In the worst ever terror attack in Jammu and Kashmir since militancy erupted in 1989, a suicide bomber on Thursday rammed his SUV packed with explosives into a CRPF bus on the Srinagar-Jammu highway in Pulwama district, killing at least 30 troopers and injuring many others.
The Pakistan-based Jaish-e-Moahammad (JeM) claimed responsibility for the bloodbath and released a video clip of the suicide bomber which it claimed was shot before the young man carried out the audacious attack in Lethpora, about 30 km from here.
The group said one of its commanders, Adil Ahmad Dar, was the suicide bomber.
Police sources and other officials said the suicide bomber-driven SUV came along the Central Reserve Police Force (CRPF) bus when a 78-vehicle convoy carrying 2,547 security personnel was moving from the transit camp in Jammu to Srinagar and rammed it into the bus around 3.15 p.m., triggering a deafening explosion.
The first report spoke of eight deaths. But the death toll quickly mounted as other CRPF personnel who rushed towards the targeted bus found it in a mangled heap. The bus was said to be transporting 39 troopers.
CRPF officials said the bus which was the main target of the militants was destroyed fully while another CRPF vehicle was partly damaged. "It is difficult to believe how anyone in the bus could have survived," said a police officer.

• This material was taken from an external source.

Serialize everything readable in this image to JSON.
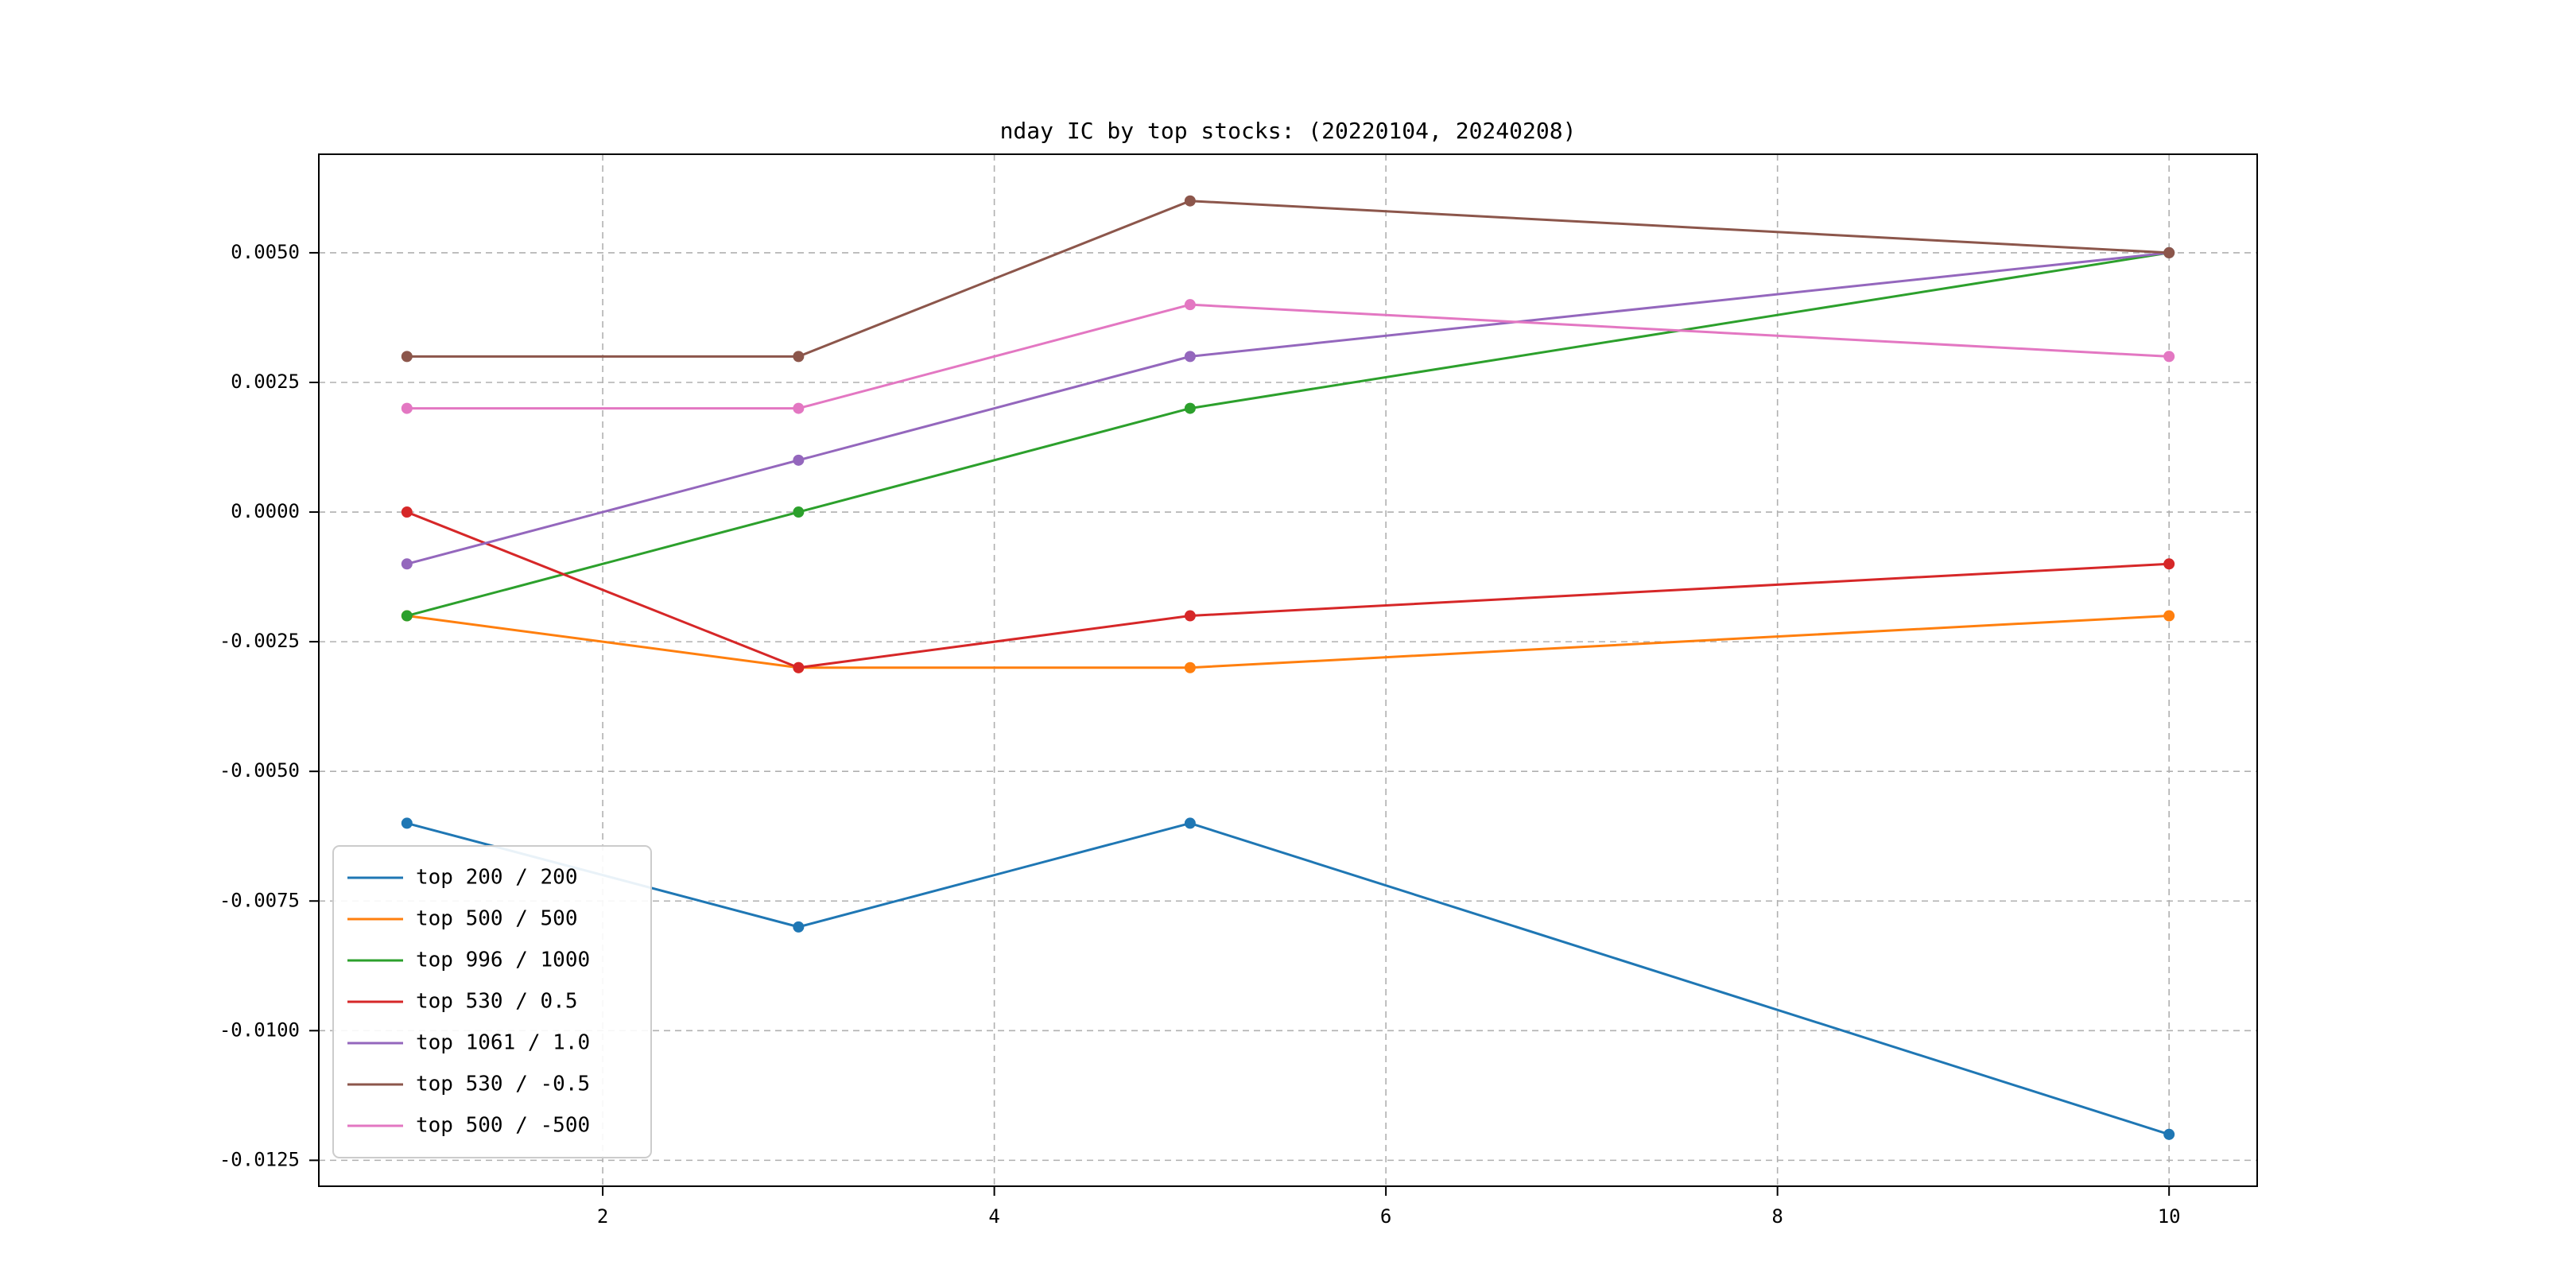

Jammu and Kashmir Police chief Dilbag Singh said it could have been a suicide attack. This was confirmed by other officials later.

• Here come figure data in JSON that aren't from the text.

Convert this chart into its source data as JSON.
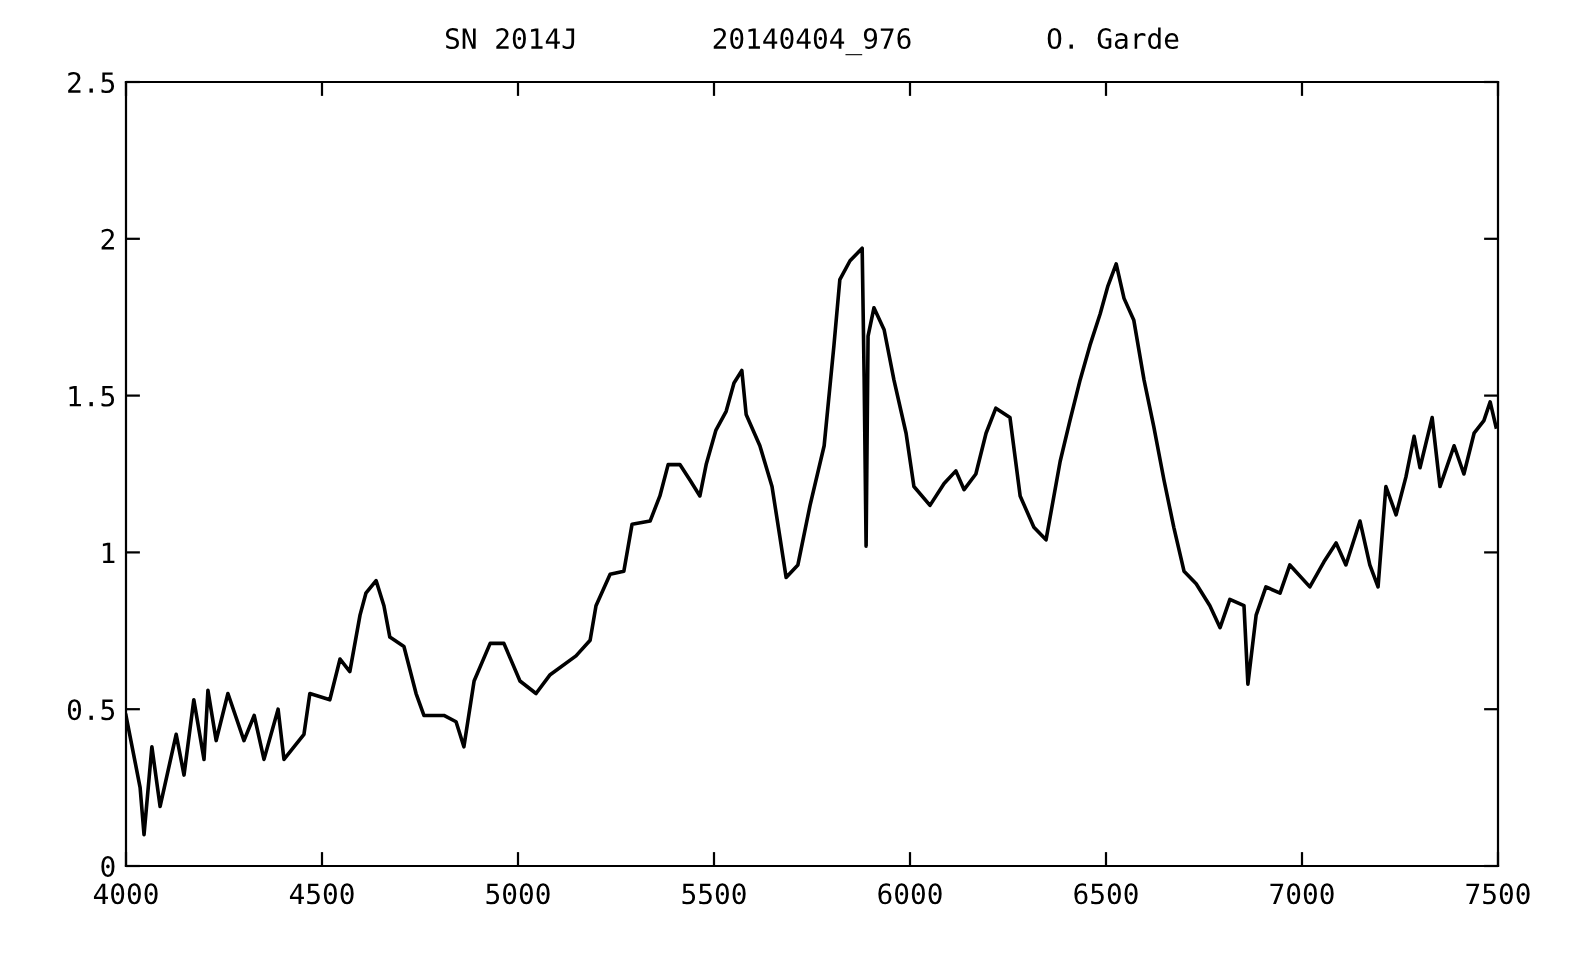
{
  "chart_data": {
    "type": "line",
    "title": "SN 2014J        20140404_976        O. Garde",
    "x": [
      4000,
      4036,
      4046,
      4066,
      4087,
      4128,
      4148,
      4173,
      4199,
      4209,
      4230,
      4260,
      4301,
      4327,
      4352,
      4388,
      4403,
      4454,
      4469,
      4520,
      4546,
      4571,
      4597,
      4612,
      4638,
      4658,
      4673,
      4709,
      4740,
      4760,
      4811,
      4842,
      4862,
      4888,
      4929,
      4964,
      5005,
      5046,
      5082,
      5148,
      5184,
      5199,
      5235,
      5270,
      5291,
      5337,
      5362,
      5383,
      5413,
      5439,
      5464,
      5480,
      5505,
      5531,
      5551,
      5571,
      5582,
      5617,
      5648,
      5668,
      5684,
      5714,
      5745,
      5781,
      5806,
      5821,
      5847,
      5878,
      5883,
      5888,
      5893,
      5908,
      5934,
      5959,
      5990,
      6010,
      6051,
      6087,
      6117,
      6138,
      6168,
      6194,
      6219,
      6255,
      6281,
      6316,
      6347,
      6383,
      6408,
      6434,
      6459,
      6485,
      6505,
      6526,
      6546,
      6571,
      6597,
      6622,
      6648,
      6673,
      6699,
      6730,
      6765,
      6791,
      6816,
      6852,
      6862,
      6883,
      6908,
      6944,
      6969,
      7020,
      7056,
      7087,
      7112,
      7148,
      7173,
      7194,
      7214,
      7240,
      7265,
      7286,
      7301,
      7332,
      7352,
      7388,
      7413,
      7439,
      7464,
      7480,
      7495
    ],
    "series": [
      {
        "color": "#000000",
        "values": [
          0.48,
          0.25,
          0.1,
          0.38,
          0.19,
          0.42,
          0.29,
          0.53,
          0.34,
          0.56,
          0.4,
          0.55,
          0.4,
          0.48,
          0.34,
          0.5,
          0.34,
          0.42,
          0.55,
          0.53,
          0.66,
          0.62,
          0.8,
          0.87,
          0.91,
          0.83,
          0.73,
          0.7,
          0.55,
          0.48,
          0.48,
          0.46,
          0.38,
          0.59,
          0.71,
          0.71,
          0.59,
          0.55,
          0.61,
          0.67,
          0.72,
          0.83,
          0.93,
          0.94,
          1.09,
          1.1,
          1.18,
          1.28,
          1.28,
          1.23,
          1.18,
          1.28,
          1.39,
          1.45,
          1.54,
          1.58,
          1.44,
          1.34,
          1.21,
          1.05,
          0.92,
          0.96,
          1.15,
          1.34,
          1.66,
          1.87,
          1.93,
          1.97,
          1.56,
          1.02,
          1.69,
          1.78,
          1.71,
          1.55,
          1.38,
          1.21,
          1.15,
          1.22,
          1.26,
          1.2,
          1.25,
          1.38,
          1.46,
          1.43,
          1.18,
          1.08,
          1.04,
          1.29,
          1.42,
          1.55,
          1.66,
          1.76,
          1.85,
          1.92,
          1.81,
          1.74,
          1.55,
          1.4,
          1.23,
          1.08,
          0.94,
          0.9,
          0.83,
          0.76,
          0.85,
          0.83,
          0.58,
          0.8,
          0.89,
          0.87,
          0.96,
          0.89,
          0.97,
          1.03,
          0.96,
          1.1,
          0.96,
          0.89,
          1.21,
          1.12,
          1.24,
          1.37,
          1.27,
          1.43,
          1.21,
          1.34,
          1.25,
          1.38,
          1.42,
          1.48,
          1.4
        ]
      }
    ],
    "xlim": [
      4000,
      7500
    ],
    "xticks": [
      4000,
      4500,
      5000,
      5500,
      6000,
      6500,
      7000,
      7500
    ],
    "ylim": [
      0,
      2.5
    ],
    "yticks": [
      0,
      0.5,
      1,
      1.5,
      2,
      2.5
    ],
    "grid": false,
    "legend": false,
    "marker": "none",
    "line_style": "solid"
  }
}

In a statement to a local news agency GNS, a caller claiming to be a spokesman of JeM said it was a 'fidayeen' (suicide) attack.
All the injured were shifted to the Army's 92 Base Hospital in the Badamibagh cantonment of Srinagar city.

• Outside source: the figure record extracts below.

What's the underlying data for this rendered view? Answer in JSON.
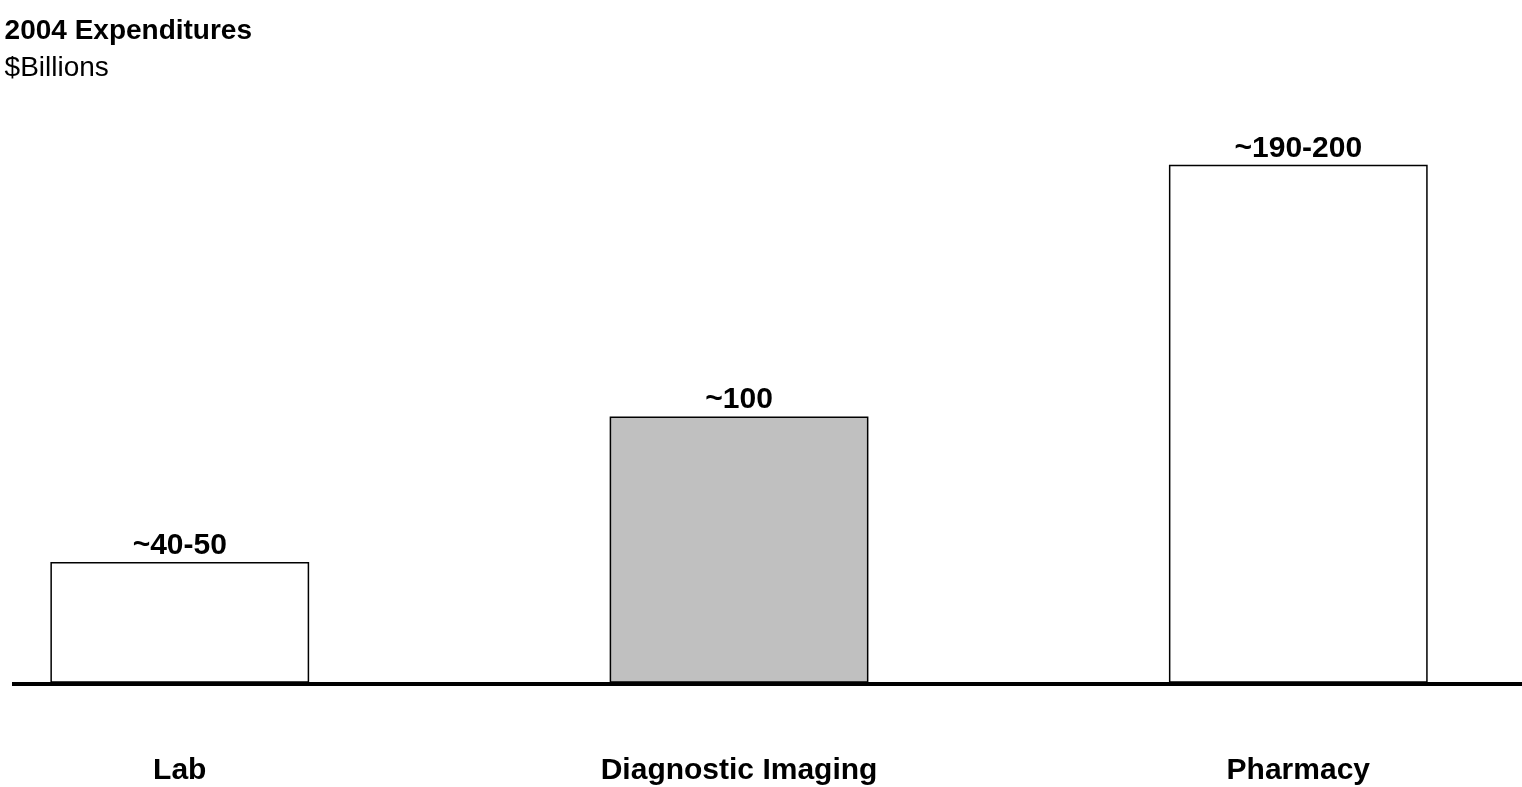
{
  "chart_data": {
    "type": "bar",
    "title": "2004 Expenditures",
    "subtitle": "$Billions",
    "categories": [
      "Lab",
      "Diagnostic Imaging",
      "Pharmacy"
    ],
    "values": [
      45,
      100,
      195
    ],
    "colors": [
      "#ffffff",
      "#c0c0c0",
      "#ffffff"
    ],
    "value_labels": [
      "~40-50",
      "~100",
      "~190-200"
    ],
    "grid": false
  }
}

All traffic on the Srinagar-Jammu Highway came to an abrupt halt. Senior police and CRPF officers rushed to the spot for a post-explosion analysis.
An officer said the CRPF and police would carry out a detailed investigation to understand the circumstances in which the attack took place.
This is also the worst attack carried out by militants in Jammu and Kashmir after the one on the Uri Army camp on September 18, 2016 left 19 soldiers dead -- forcing New Delhi to launch 'surgical strikes' on terrorist camps in Pakistan.
Officials said the reason why so many CRPF personnel were on the move at one time was because the Srinagar-Jammu highway had been shut the past two days due to bad weather. The convoy left Jammu around 3.30 a.m.